We were the first to bring up Katrina, eager to show sympathy and understanding yet somehow it kept ending up everywhere with a lot of shaking of heads and sympathy for us and Andrew. But it was on the way to the meeting Sunday afternoon, along the seafront of Gulfport and Biloxi, that Katrina was inescapable. Among the spreading live oaks facing the beach, For Sale signs stuck in the grass, every few yards, like gravestones, mile after mile, marking where one big beautiful home after another had been swept away. But interestingly, the live oaks all were still there. Martin said it showed the contrast to Andrew, a hard, dry storm that took the trees; here the surge of Katrina had sucked away the houses.
After a night on the water of Back Bay, Biloxi, (We choose our orchid trips well!)where I learned the origin of the American pit bull ( brave and courageous cattle dogs) and was glad to hear someone else agree that the only bible to read was the King James version, we took off Monday to savor Louisiana and ended up spending the night at a beautiful turn of the century house at a small town called Hammond.
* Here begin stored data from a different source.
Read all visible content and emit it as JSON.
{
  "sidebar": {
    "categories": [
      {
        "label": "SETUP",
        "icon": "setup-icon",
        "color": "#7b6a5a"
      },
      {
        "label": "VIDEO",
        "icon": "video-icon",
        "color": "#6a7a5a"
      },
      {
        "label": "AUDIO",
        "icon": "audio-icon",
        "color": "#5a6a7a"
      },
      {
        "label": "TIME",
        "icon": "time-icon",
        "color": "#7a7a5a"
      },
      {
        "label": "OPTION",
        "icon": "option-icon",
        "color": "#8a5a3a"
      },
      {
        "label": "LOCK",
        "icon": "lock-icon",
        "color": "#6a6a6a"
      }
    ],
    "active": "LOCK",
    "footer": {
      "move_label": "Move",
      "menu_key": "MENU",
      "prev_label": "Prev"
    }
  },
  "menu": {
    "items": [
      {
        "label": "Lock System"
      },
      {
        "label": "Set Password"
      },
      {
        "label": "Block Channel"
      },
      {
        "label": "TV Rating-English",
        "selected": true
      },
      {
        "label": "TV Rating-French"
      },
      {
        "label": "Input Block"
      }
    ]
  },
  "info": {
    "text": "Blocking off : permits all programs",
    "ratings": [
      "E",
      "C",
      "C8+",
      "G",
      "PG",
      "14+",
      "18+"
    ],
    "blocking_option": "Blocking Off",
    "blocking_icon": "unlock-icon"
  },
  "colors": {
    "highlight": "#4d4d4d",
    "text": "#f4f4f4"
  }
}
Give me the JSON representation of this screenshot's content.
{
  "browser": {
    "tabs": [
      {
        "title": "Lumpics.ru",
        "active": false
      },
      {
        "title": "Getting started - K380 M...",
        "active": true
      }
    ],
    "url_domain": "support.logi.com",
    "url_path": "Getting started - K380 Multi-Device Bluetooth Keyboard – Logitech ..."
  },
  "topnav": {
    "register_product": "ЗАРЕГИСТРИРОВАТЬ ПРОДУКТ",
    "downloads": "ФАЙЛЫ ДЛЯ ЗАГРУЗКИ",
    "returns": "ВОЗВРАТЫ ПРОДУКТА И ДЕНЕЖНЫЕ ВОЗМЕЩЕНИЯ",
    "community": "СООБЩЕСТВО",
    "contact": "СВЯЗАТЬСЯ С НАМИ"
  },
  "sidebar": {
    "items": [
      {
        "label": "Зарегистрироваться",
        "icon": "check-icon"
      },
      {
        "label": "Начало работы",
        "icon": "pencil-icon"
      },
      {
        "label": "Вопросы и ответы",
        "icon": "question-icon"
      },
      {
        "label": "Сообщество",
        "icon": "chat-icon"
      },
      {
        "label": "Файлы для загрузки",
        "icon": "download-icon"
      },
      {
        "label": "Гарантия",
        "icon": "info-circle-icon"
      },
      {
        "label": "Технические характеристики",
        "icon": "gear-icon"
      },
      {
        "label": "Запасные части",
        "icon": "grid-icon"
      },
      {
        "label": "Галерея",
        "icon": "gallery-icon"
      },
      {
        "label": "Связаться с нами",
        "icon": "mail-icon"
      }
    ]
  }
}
Antique furniture, lamps and pictures, a great live oak, its branches reaching out to us, a fountain playing down below in the dark as we sat out on the broad veranda behind the pillars, with our chips and cheese.
We were proud of having discovered Hammond, and visiting tiny places north of New Orleans, places, unlike the city, that were something new and unexpected and showed that we were not tourists of disaster. We didn't arrive till mid afternoon - too late for our guided tour -driving into a New Orleans of leafy suburbs and botanical gardens the sort of area where orchid societies like to meet.
Taken out for another great seafood dinner before Martin's talk, I felt we were undeserving. Usually orchid people like it when we explore their back roads, not just zoom in for a talk, sell a few orchids and clear out. But this was New Orleans. Everyone had wanted us to see not how bad things were but how well New Orleans was surviving and coming back.
In fact, the great news to report is, if the New Orleans Orchid Society is anything to go by, New Orleans is doing more than just fine. We have been to many orchid societies from Southern California to New England and one of the usual problems you see is the age factor - too many old folk - and the feeling that quite a few of the older members are there primarily for the cookies and the raffle. Not so in New Orleans. The only addition to sweet tea was decaf coffee but the place was humming like a cocktail party. It was dark outside and inside there was a large cake with strawberries on top that said: WELCOME MOTES and nowhere could I see more than one or two who looked ready for Medicare. Since Katrina there's always been talk of people leaving New Orleans; well, certainly not the orchid society and for anyone wanting to join a young society this is the one- I'd even suggest moving in. And not just for the orchids.